Labor Street Park only recently became City property after a recent land-swap with SAHA. Once complete, the park was put on a long list of properties that needed City funding – essentially a waitlist on which it would take years for Parks to get on top.
“When we got the land from SAHA …we didn’t have any immediate funding secured,” Urrutia said.
The park popped up on Coca-Cola’s radar through an existing national program to find ways to engage local communities in fitness.
“The company has looked at key markets around the country to make investments to help with getting citizens active,” said Luisa Casso, Coca-Cola’s director of public affairs and communications. “San Antonio was one of those markets that was selected.”
Casso had also personally noticed the need for investment in the park when she was visiting a friend that lives nearby.
“It caught my attention because I could tell that basketball court was in desperate need for T.L.C.,” she said. “Despite that, (kids) were still trying to play on it. We fully recognize that particularly in urban neighborhoods, recreation space is limited. It made sense for an investment here.”
Coca-Cola’s Troops for Fitness Program will also be utilized at the park which will hire military veterans to teach fitness classes in parks. Classes include general fitness, bootcamp-themed workouts, Zumba, yoga, and more.
The Parks and Recreation Department will focus awareness efforts of classes and improvements in the immediate neighborhood – that is, after all, the whole point of a neighborhood park: to get neighbors outside, together.
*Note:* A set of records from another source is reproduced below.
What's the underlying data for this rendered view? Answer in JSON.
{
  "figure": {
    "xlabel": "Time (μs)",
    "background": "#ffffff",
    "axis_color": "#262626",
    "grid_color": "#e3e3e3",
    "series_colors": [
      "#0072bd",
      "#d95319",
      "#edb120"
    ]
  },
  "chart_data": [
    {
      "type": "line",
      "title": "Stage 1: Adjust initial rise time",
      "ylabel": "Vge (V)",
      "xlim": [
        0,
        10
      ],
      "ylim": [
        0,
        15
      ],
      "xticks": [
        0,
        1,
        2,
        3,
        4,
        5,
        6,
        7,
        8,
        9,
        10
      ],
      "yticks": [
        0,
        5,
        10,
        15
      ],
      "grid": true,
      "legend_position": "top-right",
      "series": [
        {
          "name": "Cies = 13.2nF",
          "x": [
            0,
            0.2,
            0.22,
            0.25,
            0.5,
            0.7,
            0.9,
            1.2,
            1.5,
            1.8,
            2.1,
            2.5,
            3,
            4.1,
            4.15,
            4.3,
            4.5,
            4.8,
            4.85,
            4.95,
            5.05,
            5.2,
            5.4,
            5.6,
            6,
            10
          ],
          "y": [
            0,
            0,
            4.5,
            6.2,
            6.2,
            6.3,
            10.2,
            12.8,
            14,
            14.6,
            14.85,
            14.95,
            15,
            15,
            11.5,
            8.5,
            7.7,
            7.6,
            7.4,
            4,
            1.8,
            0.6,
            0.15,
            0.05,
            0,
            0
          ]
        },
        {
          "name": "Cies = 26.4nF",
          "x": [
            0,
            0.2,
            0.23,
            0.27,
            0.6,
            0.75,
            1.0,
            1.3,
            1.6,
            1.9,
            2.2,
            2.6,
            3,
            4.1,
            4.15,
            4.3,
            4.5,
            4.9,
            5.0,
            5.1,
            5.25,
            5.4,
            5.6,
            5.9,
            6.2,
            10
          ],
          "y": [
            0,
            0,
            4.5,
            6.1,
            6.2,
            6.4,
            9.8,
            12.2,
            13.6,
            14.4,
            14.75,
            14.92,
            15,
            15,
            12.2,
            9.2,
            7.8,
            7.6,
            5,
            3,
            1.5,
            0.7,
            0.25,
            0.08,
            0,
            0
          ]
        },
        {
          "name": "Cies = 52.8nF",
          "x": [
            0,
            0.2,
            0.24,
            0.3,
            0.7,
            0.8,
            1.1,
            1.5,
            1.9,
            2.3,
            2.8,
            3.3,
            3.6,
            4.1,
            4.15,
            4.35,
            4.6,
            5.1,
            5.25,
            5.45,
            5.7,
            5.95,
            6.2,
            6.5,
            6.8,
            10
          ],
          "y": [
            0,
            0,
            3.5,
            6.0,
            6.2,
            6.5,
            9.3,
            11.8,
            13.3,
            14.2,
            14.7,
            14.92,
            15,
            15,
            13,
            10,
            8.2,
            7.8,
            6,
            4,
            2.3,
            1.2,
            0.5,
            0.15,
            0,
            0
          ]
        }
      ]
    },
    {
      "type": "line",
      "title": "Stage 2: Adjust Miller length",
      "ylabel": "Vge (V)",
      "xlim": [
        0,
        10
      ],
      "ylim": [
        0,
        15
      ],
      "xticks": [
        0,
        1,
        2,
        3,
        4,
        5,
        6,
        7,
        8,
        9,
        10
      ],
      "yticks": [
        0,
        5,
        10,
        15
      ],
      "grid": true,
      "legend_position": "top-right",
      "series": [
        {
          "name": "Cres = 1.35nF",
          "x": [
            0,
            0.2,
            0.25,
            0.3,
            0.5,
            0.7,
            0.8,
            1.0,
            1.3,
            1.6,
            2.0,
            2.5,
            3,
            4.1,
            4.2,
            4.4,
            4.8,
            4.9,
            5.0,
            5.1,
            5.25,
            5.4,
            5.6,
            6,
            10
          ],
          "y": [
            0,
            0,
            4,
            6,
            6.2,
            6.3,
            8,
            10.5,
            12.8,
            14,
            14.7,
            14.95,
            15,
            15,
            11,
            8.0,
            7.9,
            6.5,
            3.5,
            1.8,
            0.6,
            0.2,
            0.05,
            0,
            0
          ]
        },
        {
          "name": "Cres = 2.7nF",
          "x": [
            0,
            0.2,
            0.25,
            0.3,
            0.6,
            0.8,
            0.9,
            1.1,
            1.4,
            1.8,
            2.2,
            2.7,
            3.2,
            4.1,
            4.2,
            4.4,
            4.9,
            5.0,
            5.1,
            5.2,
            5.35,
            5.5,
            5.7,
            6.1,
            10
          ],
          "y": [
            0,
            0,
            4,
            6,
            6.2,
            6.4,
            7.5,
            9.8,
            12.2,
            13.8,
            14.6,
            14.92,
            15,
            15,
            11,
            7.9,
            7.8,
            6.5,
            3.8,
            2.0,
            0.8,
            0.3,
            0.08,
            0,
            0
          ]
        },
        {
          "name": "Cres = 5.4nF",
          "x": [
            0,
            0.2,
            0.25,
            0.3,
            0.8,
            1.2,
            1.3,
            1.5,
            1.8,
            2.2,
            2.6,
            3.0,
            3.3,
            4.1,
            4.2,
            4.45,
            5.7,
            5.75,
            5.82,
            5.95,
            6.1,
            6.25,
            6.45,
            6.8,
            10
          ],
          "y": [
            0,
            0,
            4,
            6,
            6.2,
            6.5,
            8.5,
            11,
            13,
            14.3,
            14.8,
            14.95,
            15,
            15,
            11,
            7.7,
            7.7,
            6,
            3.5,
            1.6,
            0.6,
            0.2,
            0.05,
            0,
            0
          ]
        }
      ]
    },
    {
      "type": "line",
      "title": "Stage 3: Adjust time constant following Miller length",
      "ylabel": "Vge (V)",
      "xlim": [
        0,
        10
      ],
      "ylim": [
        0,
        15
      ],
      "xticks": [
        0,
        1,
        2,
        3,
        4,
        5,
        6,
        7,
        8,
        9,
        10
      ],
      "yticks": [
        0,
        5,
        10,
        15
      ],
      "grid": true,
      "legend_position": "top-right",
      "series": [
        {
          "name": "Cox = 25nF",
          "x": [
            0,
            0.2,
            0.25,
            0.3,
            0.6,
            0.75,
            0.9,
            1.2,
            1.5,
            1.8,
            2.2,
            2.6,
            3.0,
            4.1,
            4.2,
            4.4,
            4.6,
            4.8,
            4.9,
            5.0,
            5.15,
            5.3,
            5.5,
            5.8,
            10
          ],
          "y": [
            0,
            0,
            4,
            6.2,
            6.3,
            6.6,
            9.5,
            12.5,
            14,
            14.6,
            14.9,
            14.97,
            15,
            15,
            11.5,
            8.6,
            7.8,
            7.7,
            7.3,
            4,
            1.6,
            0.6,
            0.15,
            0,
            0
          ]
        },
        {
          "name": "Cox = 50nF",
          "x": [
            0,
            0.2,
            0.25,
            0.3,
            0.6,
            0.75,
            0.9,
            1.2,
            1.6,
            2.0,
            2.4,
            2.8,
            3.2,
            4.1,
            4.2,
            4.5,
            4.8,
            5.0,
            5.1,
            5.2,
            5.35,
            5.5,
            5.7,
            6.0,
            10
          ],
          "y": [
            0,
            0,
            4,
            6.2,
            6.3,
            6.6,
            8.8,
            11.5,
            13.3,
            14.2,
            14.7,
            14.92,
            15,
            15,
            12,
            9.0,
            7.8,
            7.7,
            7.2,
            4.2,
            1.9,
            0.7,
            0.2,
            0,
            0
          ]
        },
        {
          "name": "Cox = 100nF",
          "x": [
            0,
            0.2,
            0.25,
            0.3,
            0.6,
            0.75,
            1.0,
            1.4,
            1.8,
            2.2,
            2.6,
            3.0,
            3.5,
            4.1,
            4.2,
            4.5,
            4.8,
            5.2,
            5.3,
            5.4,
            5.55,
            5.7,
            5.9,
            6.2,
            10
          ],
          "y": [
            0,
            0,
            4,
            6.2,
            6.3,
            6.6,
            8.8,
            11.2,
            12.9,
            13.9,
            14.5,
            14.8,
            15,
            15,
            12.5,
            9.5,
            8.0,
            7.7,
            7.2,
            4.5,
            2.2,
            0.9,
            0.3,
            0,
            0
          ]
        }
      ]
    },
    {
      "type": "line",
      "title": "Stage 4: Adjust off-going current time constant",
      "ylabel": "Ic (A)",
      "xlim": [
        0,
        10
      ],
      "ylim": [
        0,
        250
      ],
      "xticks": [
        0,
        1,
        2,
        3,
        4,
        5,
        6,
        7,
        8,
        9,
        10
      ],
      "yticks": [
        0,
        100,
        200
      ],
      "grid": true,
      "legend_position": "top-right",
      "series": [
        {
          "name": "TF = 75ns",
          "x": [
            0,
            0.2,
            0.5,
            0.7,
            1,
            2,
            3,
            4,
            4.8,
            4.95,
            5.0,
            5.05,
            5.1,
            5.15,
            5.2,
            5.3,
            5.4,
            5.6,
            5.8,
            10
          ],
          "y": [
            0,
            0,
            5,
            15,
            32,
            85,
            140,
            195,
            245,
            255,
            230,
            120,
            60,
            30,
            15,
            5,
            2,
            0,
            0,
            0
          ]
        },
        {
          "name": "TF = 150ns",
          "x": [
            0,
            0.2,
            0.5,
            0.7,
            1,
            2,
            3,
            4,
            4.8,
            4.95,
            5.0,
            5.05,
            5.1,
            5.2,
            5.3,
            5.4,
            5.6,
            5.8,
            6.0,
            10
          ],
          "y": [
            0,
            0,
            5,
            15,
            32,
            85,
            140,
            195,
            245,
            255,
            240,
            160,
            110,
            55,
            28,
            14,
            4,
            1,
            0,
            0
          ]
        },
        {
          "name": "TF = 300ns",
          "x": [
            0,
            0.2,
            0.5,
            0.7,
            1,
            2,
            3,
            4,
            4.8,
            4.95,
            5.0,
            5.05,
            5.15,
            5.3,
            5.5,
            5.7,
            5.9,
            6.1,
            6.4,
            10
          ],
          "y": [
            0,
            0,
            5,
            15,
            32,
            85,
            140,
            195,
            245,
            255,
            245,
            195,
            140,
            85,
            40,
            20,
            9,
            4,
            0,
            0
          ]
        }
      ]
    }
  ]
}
“We have people there in the park already. That’s half the battle,” Urrutia said.
People of all ages and backgrounds currently use the park. This grant will enhance their experience and draw more neighbors outside.
“The bigger message here … is helping people to be informed about how to lead a healthy, balanced lifestyle,” Casso said.
Three years ago, Coca-Cola established a $1.5 million grant for the Troops for Fitness program, San Antonio Sports’ iplay! afterschool program, and the San Antonio Food Bank. Investment in Labor Street Park enhances the company’s local initiatives, she said, and adds to the fight against obesity.
The former SAHA headquarters building flanks the northwest corner of the park, empty and surrounded by barbed wire fence. That building is still SAHA’s property. The owners are looking for funding that may include space for community-based organizations.
“I cannot wait to get the new season rolling,” said Downtown Kickball Commissioner Sameer Paya. “There will be many changes for the better that I believe everyone will enjoy.”
Paya said that since construction began at Hemisfair Park – where the league used to play – there are very few venue options beyond Labor Street Park.
“We do not have any plans on moving to another field. I have spoken with (Parks and Recreation staff) and (they) believe the construction will not affect us using the field,” he said.